A Community Devoted to the Preservation and Practice of Celestial Navigation and Other Methods of Traditional Wayfinding
From: Frank Reed
Date: 2018 Oct 21, 06:56 -0700
Using polynomial fits for observational data can be grossly misleading and even dangerous. Noise in the data, which is always present with observational data, may be severely exaggerated and amplified by a polynomial fit. But you have discovered here one important use, which is interpolation (and narrowly-limited extrapolation) of exact, calculated data, like the positions in an ephemeris.
A use-case in celestial navigation: suppose you want to generate a Nautical Almanac equivalent database of positions of the Sun and planets. The standard N.A. lists the positions on an hourly basis. You interpolate linearly between hourly pairs to get intermediate values. That hourly tabulation of data is efficient and interpolation is easy, but it might lead to a database larger than you can manage in some device context. Instead, you can list positions at 6-hour intervals for Venus and Mars and daily intervals for the Sun and other navigational planets (even larger intervals are possible!) and then interpolate quadratically (equivalent to a quadratic "regression" for values in some interval of time), and you will reproduce the accuracy of the almanac. The result is a much smaller database. The cost is very low since computation is "cheap" in almost all contexts in the 21st century.

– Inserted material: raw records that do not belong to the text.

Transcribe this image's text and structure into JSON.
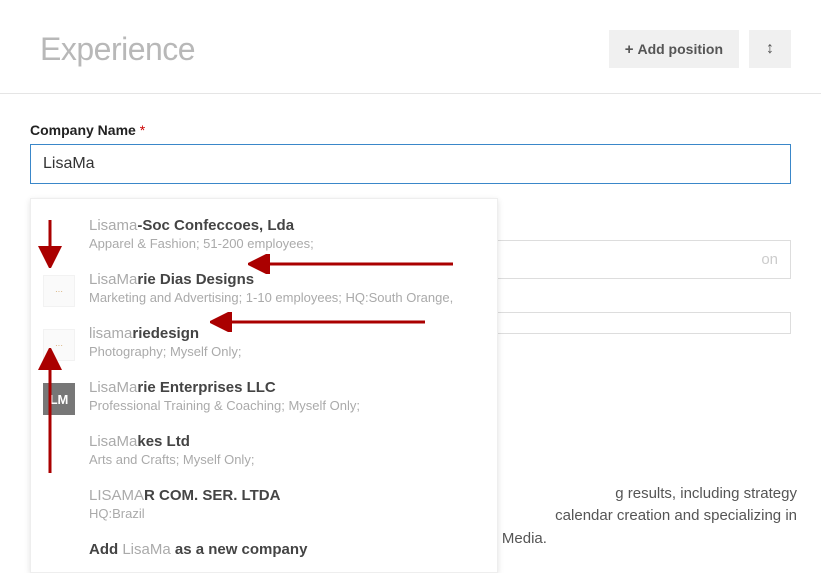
{
  "header": {
    "title": "Experience",
    "add_button": "Add position"
  },
  "form": {
    "label": "Company Name",
    "required_marker": "*",
    "input_value": "LisaMa",
    "hidden_placeholder_1": "on",
    "hidden_placeholder_2": ""
  },
  "suggestions": [
    {
      "logo_type": "empty",
      "logo_text": "",
      "name_match": "Lisama",
      "name_rest": "-Soc Confeccoes, Lda",
      "meta": "Apparel & Fashion; 51-200 employees;"
    },
    {
      "logo_type": "faint",
      "logo_text": "···",
      "name_match": "LisaMa",
      "name_rest": "rie Dias Designs",
      "meta": "Marketing and Advertising; 1-10 employees; HQ:South Orange,"
    },
    {
      "logo_type": "faint",
      "logo_text": "···",
      "name_match": "lisama",
      "name_rest": "riedesign",
      "meta": "Photography; Myself Only;"
    },
    {
      "logo_type": "lm",
      "logo_text": "LM",
      "name_match": "LisaMa",
      "name_rest": "rie Enterprises LLC",
      "meta": "Professional Training & Coaching; Myself Only;"
    },
    {
      "logo_type": "empty",
      "logo_text": "",
      "name_match": "LisaMa",
      "name_rest": "kes Ltd",
      "meta": "Arts and Crafts; Myself Only;"
    },
    {
      "logo_type": "empty",
      "logo_text": "",
      "name_match": "LISAMA",
      "name_rest": "R COM. SER. LTDA",
      "meta": "HQ:Brazil"
    }
  ],
  "add_new": {
    "lead": "Add ",
    "match": "LisaMa",
    "tail": " as a new company"
  },
  "bg_text": {
    "line1": "g results, including strategy",
    "line2": "calendar creation and specializing in",
    "line3": "e-newsletter start-up with Constant Contact and introductions to Social Media."
  }
}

Decades ago, back when desktop computers were just becoming common and in the era when users still had to purchase optional "math coprocessors" for their machines, the Nautical Almanac office briefly published annual "Chebyshev polynomials" for the ephemerides of the planets. This was a compact and clever system, but the data distribution capabilities were not up to the task (diskettes were not as convenient as the internet) and the cost of computation was still very high. It was a worthy experiment, but it fizzled. Today, coders "roll their own" versions of this sort of thing, and there is a trade-off that between data size and the polynomial-order of interpolation that depends on the limitations of the system that you're coding for. No single solution fits all needs.

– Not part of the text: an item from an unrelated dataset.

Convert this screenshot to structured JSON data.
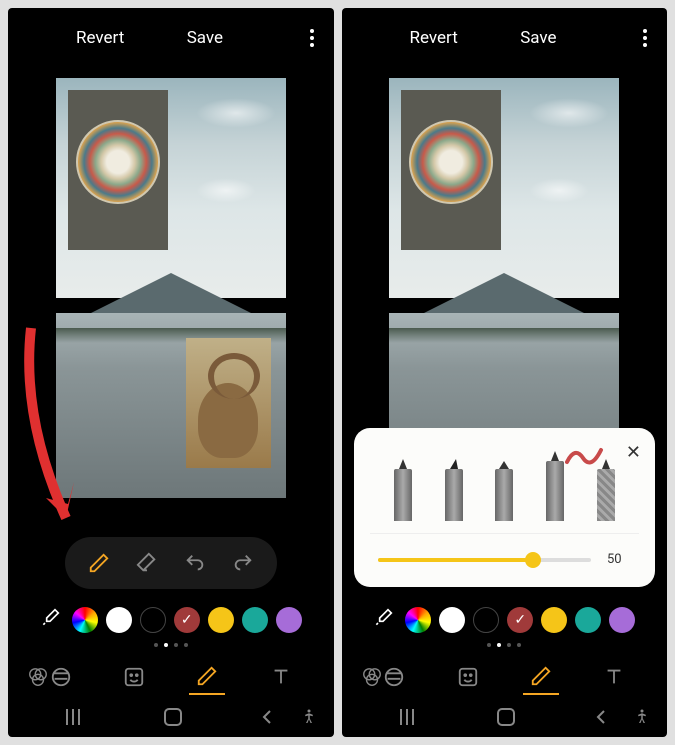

Back to the original case (running regressions on observed altitudes), there are many problematic issues with this concept. Consider an observer in the North Atlantic. This observer is not lost, so the latitude is known within half a degree of uncertainty, in the most extreme case of uncertainty. If you take some sights over a ten-minute interval of a star climbing in the east, you will know the rate at which its altitude will increase beforehand, by calculation. You'll be able to compare your observed altitudes of that star rising over ten minutes with a line that has a known slope. You slide your data points up or down until they have the best possible fit to that known slope. That is your best estimate of the behavior of the object's altitude in this case (note: not near the meridian in this case). From that you'll be able to interpolate or extrapolate (within limits) to some chosen time. By contrast if you run a regression on those altitude points, the math will determine its own slope for the line that "best fits" all the points, and that slope can easily be strongly skewed by normal noise in the data. You should not run simple regressions on observed altitudes.